The above justifies support for WOC, especially in life- and career-building environments like college. As we say in many of our programs at LCW, equity is about proving people the resources and support they need to succeed, whereas equality is providing everyone the same resources and support. But does everyone need the same things? Does everyone have the same experiences? Clearly not.

Also, just because you might have programs that are directed at certain identities (e.g., women) does not mean that those identities are privileged or that there are no programs for other identities. I‘m willing to bet that there are probably numerous similar programs or opportunities that are open to and geared towards ‘everyone’ at MIT. 

It’s also important to train talent management folks, senior leaders, and hiring managers that it’s about valuing diversity, not about excluding certain identities.  If you value diversity, you strive for non-homogeneity in your ranks, including your most senior ranks.

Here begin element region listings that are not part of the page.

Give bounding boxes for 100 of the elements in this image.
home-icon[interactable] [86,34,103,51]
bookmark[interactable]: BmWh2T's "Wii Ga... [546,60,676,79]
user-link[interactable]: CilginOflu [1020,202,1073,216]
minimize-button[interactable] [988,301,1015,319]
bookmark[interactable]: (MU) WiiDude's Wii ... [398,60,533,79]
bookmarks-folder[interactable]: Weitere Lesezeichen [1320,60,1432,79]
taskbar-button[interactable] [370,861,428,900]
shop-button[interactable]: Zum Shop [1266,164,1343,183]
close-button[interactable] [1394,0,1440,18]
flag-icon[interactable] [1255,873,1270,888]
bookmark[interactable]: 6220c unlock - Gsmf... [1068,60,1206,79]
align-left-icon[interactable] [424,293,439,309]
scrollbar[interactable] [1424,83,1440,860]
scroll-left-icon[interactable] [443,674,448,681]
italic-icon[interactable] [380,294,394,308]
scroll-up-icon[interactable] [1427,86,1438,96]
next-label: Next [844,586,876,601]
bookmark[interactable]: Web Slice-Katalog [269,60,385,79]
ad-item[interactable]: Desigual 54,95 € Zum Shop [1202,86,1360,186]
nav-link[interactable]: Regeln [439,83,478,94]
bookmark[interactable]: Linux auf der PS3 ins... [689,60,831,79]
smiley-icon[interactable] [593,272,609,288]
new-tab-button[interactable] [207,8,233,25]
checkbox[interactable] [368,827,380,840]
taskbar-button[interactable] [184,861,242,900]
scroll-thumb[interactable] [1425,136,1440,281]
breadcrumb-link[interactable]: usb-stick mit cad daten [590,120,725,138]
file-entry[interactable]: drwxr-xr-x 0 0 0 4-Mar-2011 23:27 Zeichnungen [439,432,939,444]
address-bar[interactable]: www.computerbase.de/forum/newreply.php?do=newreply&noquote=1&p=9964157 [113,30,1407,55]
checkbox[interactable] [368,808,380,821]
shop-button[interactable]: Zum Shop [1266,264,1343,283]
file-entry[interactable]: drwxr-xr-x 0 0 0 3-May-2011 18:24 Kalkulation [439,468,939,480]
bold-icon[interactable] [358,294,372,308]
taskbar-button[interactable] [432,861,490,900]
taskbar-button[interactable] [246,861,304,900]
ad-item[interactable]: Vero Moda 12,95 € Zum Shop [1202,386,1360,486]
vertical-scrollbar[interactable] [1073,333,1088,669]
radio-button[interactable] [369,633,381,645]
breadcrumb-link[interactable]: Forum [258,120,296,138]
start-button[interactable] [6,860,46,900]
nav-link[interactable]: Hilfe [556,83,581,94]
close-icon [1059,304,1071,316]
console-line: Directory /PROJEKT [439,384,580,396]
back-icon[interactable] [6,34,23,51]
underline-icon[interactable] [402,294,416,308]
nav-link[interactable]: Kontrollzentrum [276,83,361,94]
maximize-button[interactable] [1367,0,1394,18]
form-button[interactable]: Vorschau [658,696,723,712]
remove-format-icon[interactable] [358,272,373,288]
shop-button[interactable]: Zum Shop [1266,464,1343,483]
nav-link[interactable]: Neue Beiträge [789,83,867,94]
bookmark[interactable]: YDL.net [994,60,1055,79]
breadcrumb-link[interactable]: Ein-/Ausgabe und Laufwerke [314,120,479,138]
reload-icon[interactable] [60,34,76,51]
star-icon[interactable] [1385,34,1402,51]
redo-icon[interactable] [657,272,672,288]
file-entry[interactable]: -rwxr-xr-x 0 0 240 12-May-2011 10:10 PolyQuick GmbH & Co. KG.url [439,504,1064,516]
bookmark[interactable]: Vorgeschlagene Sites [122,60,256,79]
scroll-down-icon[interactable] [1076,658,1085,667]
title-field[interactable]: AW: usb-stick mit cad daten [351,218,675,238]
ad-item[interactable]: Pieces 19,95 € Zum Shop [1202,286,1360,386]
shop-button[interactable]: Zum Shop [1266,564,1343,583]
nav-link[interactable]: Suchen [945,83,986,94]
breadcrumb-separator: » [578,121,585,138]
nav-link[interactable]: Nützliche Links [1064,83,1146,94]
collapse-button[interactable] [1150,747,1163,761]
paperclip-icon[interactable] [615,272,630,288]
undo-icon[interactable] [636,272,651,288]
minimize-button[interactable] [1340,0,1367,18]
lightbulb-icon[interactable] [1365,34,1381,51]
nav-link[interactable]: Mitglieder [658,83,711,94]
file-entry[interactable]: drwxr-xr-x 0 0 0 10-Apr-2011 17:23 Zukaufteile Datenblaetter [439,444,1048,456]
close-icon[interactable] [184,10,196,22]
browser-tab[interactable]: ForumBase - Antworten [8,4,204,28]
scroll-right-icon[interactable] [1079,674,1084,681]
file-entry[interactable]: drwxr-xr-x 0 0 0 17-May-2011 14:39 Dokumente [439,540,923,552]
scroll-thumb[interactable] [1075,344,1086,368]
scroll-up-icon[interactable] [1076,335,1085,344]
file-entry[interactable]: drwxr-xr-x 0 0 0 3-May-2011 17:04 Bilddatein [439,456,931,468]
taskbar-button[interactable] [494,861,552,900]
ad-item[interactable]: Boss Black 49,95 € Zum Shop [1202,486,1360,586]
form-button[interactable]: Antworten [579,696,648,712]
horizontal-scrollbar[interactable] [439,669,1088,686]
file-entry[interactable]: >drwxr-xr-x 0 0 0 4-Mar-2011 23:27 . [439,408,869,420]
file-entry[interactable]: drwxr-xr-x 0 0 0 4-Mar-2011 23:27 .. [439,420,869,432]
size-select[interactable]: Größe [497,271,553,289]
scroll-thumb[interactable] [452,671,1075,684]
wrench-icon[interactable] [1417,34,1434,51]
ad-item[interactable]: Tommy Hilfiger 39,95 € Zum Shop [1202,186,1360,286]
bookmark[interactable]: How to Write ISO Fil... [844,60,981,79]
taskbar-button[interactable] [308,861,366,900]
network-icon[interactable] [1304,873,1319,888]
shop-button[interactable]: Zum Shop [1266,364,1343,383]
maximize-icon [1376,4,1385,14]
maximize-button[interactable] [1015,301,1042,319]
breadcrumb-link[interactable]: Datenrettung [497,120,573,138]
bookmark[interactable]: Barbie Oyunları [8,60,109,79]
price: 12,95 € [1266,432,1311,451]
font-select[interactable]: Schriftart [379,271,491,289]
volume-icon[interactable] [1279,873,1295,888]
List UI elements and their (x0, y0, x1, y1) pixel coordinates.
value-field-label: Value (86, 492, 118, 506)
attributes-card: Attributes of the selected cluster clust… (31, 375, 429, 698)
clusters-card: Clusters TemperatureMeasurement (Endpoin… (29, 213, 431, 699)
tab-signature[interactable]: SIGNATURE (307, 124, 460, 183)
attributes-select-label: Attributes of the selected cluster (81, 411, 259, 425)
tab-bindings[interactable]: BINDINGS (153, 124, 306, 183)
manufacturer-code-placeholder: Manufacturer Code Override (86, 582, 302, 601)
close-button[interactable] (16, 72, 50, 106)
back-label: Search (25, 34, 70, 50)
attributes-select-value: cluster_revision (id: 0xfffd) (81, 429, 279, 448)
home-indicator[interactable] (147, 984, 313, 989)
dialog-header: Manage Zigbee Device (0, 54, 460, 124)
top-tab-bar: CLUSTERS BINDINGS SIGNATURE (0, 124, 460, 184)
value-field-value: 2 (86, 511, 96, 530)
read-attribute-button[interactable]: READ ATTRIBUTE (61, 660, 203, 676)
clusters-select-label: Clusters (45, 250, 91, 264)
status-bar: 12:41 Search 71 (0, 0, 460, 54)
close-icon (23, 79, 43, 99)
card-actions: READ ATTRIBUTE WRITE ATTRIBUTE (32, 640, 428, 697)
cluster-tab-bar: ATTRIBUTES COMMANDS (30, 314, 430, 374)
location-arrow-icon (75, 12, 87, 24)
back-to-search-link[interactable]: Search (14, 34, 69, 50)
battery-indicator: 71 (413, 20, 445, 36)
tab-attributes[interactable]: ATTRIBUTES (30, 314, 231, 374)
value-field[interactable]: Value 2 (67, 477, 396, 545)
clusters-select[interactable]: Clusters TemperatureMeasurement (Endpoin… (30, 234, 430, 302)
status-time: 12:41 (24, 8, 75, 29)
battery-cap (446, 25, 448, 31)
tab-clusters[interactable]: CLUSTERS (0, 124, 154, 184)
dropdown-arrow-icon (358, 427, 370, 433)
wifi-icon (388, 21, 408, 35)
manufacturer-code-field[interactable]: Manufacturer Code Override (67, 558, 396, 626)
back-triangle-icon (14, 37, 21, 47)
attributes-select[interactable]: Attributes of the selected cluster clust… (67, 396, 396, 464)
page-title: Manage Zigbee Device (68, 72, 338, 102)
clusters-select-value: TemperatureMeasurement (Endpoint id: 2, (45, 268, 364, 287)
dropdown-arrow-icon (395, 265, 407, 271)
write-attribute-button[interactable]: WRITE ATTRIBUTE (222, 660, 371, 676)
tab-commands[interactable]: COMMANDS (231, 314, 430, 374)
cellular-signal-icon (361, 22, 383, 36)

This is a business strategy that is not illegal, or even discriminatory. If most of your leaders are currently white men, it is reasonable to want to increase the number of (obviously qualified) women and multicultural leaders – not because those identities are privileged, but because you want a heterogeneous workforce to reflect your communities and to derive the benefits of a diverse workforce. We need everyone – including people who are white and of course men of all backgrounds – to achieve our diversity and inclusion goals!


This HBR article written by NYU law professors earlier this year offers some very concrete and useful advice on how to approach training and programming in today’s environment:

  1. “Upshifting” (shifting from “cohorts to content”). Instead of limiting participation in DEI programs to members of particular cohorts, organizations can open participation to people of all demographic backgrounds who are committed to the content of the program. On May 22nd, MIT added the following language to its CRWN website: “While our program is designed to support and celebrate undergraduate women of Color, participation is open to all students regardless of race, gender, ethnicity, and national origin.”
  2. “Downshifting” (shifting from “cohorts to character”). Consider a candidate’s identity only where it speaks to their individual character. In the 2023 Supreme Court decision, which held that race-based affirmative action programs in college admissions processes violate the Equal Protection Clause of the 14th Amendment, the court noted that universities could still consider “an applicant’s discussion of how race affected his or her life, be it through discrimination, inspiration, or otherwise.” The same applies to employers – you could invite job or promotion candidates to submit an essay describing how their race and other aspects of identity have affected their lives. The employer could then consider those individual experiences when deciding which candidates have displayed resilience, determination, or other important leadership qualities.
  3. “Side-switching” (shifting from “cohorts to cohorts”). Shifting from cohorts protected by laws such as Title VII to cohorts that are not protected in such ways (for example, advancing socioeconomic diversity), provided the organization is not using the new cohort as a proxy for a protected one.

It’s important for DEI initiatives to be inclusive and considerate of the perspectives and needs of all employees, regardless of their race or ethnicity. This can involve fostering open dialogue, providing opportunities for diverse voices to be heard, and actively engaging with communities to understand their concerns and priorities.

It’s true that focusing solely on differences can sometimes lead to feelings of disconnection or even division. However, DEI is ultimately about recognizing and valuing the unique perspectives and experiences that everyone brings to the table, while also striving for equity and inclusion for all.